One example is the remarkable—and bone-chilling—article by Shane Bauer for Mother Jones. Back in 2014, Bauer went undercover at a private, for-private prison in Louisiana, working as a guard. Conditions at the prison were extraordinarily bad, for inmates and guards alike. Four months later he was found out, when a Mother Jones videographer was arrested while gathering footage nearby. The resulting essay is 35,000-word opus accompanied by a six-part video series (of which the first is at the top of this post). Basically, it’s a story of how the corporate search for profits led to a lack of resources in the cell blocks Bauer patrolled, while low wages created a constant turnover among employees. Inmates lived in overcrowded squalor and were routinely denied health care for serious psychological and physical sickness. And prison officials and guards resorted to the use of arbitrary force in the absence of of proper staffing and facilities.

Here’s a short excerpt (from chapter 3):

The walk is eerily quiet. Crows caw, fog hangs low over the basketball courts. The prison is locked down. Programs have been canceled. With the exception of kitchen workers, none of the inmates can leave their dorms. Usually, lockdowns occur when there are major disturbances, but today, with some officers out for the holidays, guards say there just aren’t enough people to run the prison. (CCA says Winn was never put on lockdown due to staffing shortages.) The unit manager tells me to shadow one of the two floor officers, a burly white Marine veteran. His name is Jefferson, and as we walk the floor an inmate asks him what the lockdown is about. “You know half of the fucking people don’t want to work here,” Jefferson tells him. “We so short-staffed and shit, so most of the gates ain’t got officers.” He sighs dramatically. (CCA claims to have “no knowledge” of gates going unmanned at Winn.)

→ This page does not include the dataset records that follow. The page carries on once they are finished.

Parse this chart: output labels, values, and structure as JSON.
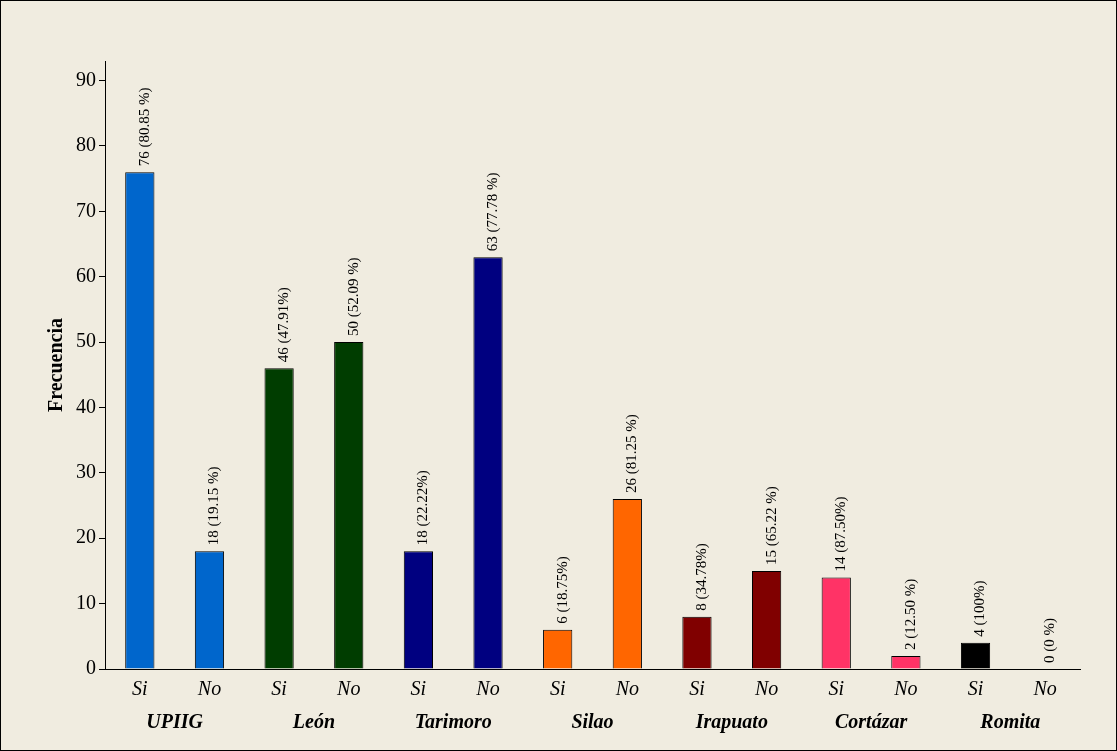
{
  "chart_data": {
    "type": "bar",
    "ylabel": "Frecuencia",
    "categories": [
      "Si",
      "No",
      "Si",
      "No",
      "Si",
      "No",
      "Si",
      "No",
      "Si",
      "No",
      "Si",
      "No",
      "Si",
      "No"
    ],
    "values": [
      76,
      18,
      46,
      50,
      18,
      63,
      6,
      26,
      8,
      15,
      14,
      2,
      4,
      0
    ],
    "colors": [
      "#0066cc",
      "#0066cc",
      "#003d00",
      "#003d00",
      "#000080",
      "#000080",
      "#ff6600",
      "#ff6600",
      "#800000",
      "#800000",
      "#ff3366",
      "#ff3366",
      "#000000",
      "#000000"
    ],
    "value_labels": [
      "76 (80.85 %)",
      "18 (19.15 %)",
      "46 (47.91%)",
      "50 (52.09 %)",
      "18 (22.22%)",
      "63 (77.78 %)",
      "6 (18.75%)",
      "26 (81.25 %)",
      "8 (34.78%)",
      "15 (65.22 %)",
      "14 (87.50%)",
      "2 (12.50 %)",
      "4 (100%)",
      "0 (0 %)"
    ],
    "annotations": [
      "UPIIG",
      "León",
      "Tarimoro",
      "Silao",
      "Irapuato",
      "Cortázar",
      "Romita"
    ],
    "ylim": [
      0,
      93
    ],
    "yticks": [
      0,
      10,
      20,
      30,
      40,
      50,
      60,
      70,
      80,
      90
    ],
    "grid": false,
    "legend": false
  }
}
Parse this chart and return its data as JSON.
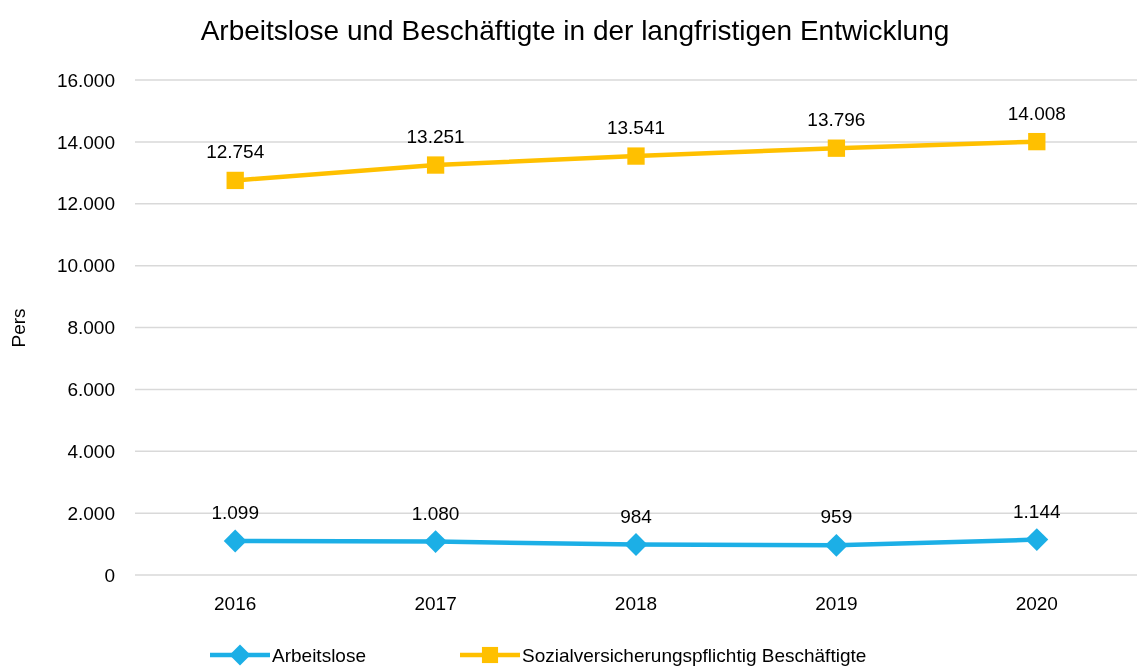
{
  "chart_data": {
    "type": "line",
    "title": "Arbeitslose und Beschäftigte in der langfristigen Entwicklung",
    "ylabel": "Pers",
    "categories": [
      "2016",
      "2017",
      "2018",
      "2019",
      "2020"
    ],
    "series": [
      {
        "name": "Arbeitslose",
        "color": "#1cafe6",
        "marker": "diamond",
        "values": [
          1099,
          1080,
          984,
          959,
          1144
        ],
        "value_labels": [
          "1.099",
          "1.080",
          "984",
          "959",
          "1.144"
        ]
      },
      {
        "name": "Sozialversicherungspflichtig Beschäftigte",
        "color": "#ffc000",
        "marker": "square",
        "values": [
          12754,
          13251,
          13541,
          13796,
          14008
        ],
        "value_labels": [
          "12.754",
          "13.251",
          "13.541",
          "13.796",
          "14.008"
        ]
      }
    ],
    "ylim": [
      0,
      16000
    ],
    "yticks": [
      {
        "value": 0,
        "label": "0"
      },
      {
        "value": 2000,
        "label": "2.000"
      },
      {
        "value": 4000,
        "label": "4.000"
      },
      {
        "value": 6000,
        "label": "6.000"
      },
      {
        "value": 8000,
        "label": "8.000"
      },
      {
        "value": 10000,
        "label": "10.000"
      },
      {
        "value": 12000,
        "label": "12.000"
      },
      {
        "value": 14000,
        "label": "14.000"
      },
      {
        "value": 16000,
        "label": "16.000"
      }
    ],
    "grid": "y",
    "legend": "bottom"
  }
}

“It’s messed up,” the prisoner says.

“Man, it’s so fucked up it’s pitiful,” Jefferson replies. “The first thing the warden asked me [was] what would boost morale around here. The first two words out of my mouth: pay raise.” He takes a gulp of coffee from his travel mug.

“They do need to give y’all a pay raise,” the prisoner says.

It’s a story, in other words, of contemporary America—not just of private prisons (although it is an indictment of the growth of for-private incarceration), but also of the frustrations associated with the military-like occupation of U.S. streets (with an understanding of what that means for both the occupiers and the occupied).

The second article appeared in Tuesday’s New York Times, on the uneven recovery in Las Vegas, the epicenter of the housing crisis. The story is very different, about middle-class people who couldn’t be more different from inmates and prison guards, who are suffering from being underwater on their mortgages and struggling to negotiate a sale to avoid foreclosure.

But I was struck by two similarities—of people imprisoned in their homes (because they can’t get out from under their high mortgage payments) and of the violence (real or perceived) of their once-prosperous housing developments. Consider the story of Michael Hutchings who, with his wife and their children, still lives in their 10-year-old dream home.

A Marine veteran, Mr. Hutchings is now a block captain for the neighborhood association near Sunrise Mountain, 10 miles east of the Strip. Like many residents of the scattered American cities where violent crime is rising, he got so concerned that he installed iron gates and 12 security cameras to watch over his 1-year-old son, Maxim, and 3-year-old daughter, Natalia, as they play. When he takes them to the park, he goes armed.

The inmates and guards of the Winn Correctional Center and the Las Vegas homeowners who still have not experienced a recovery from the crash of 2007-08 are, in their different ways, prisoners of the American Dream.